В видеоконференции участвуют только члены Комиссии. Они знают больше остальных. Они самые лучшие. Роль играет не стаж, а умения. В любой миг возможна ротация, поэтому каждая жаждет взять на себя больше и сделать лучше. Сделать даже то, что в обычной жизни считает неприемлемым. И соблюсти установленный Чарли принцип трех К.
– Марго, Роза объявилась?
Первая, которую назвали Марго, согласно опускает глаза:
– Только что.
– – – – – – -
– Ты развелся? – в трубке слышна радость. – Значит…
– Откуда? – цедит мужчина. Он недоуменно кривится. Нога на ногу. Дым в сторону краем рта. Пепел в пепельницу, очень осторожно – он все же не дома.

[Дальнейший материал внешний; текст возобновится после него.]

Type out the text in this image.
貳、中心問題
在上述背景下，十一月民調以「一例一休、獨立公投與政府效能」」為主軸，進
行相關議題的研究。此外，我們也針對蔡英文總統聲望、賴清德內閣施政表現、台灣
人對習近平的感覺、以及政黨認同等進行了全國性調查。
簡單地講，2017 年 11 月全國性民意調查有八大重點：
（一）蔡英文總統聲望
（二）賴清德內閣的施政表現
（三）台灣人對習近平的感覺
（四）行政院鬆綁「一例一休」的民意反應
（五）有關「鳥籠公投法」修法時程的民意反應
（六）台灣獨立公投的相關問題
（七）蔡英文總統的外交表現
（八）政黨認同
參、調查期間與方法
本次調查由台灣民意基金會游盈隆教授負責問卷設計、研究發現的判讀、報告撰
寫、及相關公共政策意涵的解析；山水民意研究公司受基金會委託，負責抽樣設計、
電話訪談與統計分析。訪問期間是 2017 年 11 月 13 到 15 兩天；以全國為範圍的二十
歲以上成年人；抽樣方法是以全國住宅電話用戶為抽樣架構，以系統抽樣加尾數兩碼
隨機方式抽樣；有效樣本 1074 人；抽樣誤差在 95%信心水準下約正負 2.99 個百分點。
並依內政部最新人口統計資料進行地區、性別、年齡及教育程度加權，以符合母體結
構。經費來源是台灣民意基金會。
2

Ох уж эти бабы. Владимир Терентьевич недоволен. Роза, конечно, хороша, но у него на уме другое.
– Школьная подруга в ЗАГСе, – открывает она карты.
– И ты ей?!..
– Но ты же…
Опять впереди паровоза. Почему женщины всегда так?
Он молчит.
– Я думала…
– Не давал повода.
– Зачем же?
– Превентивные меры, – кисло усмехается Владимир Терентьевич. Привычным движением он достает из кармана флакончик со спреем и поочередно прыскает в обе ноздри – с заложенным носом разговаривать трудно, и выглядит такой разговор несолидно. А с дамочками вроде Розы нужно быть твердым. Продышавшись, он продолжает тем же деловым тоном: – Доброжелатели позвонили, и пришлось. Это как бы не всерьез.
– Как бы или действительно не всерьез?
Владимир Терентьевич не удостаивает ее ответа.
Только что он сделал большое дело. Сам не ожидал, что решится. Решился. Потому что только так он построит новое лучшее будущее.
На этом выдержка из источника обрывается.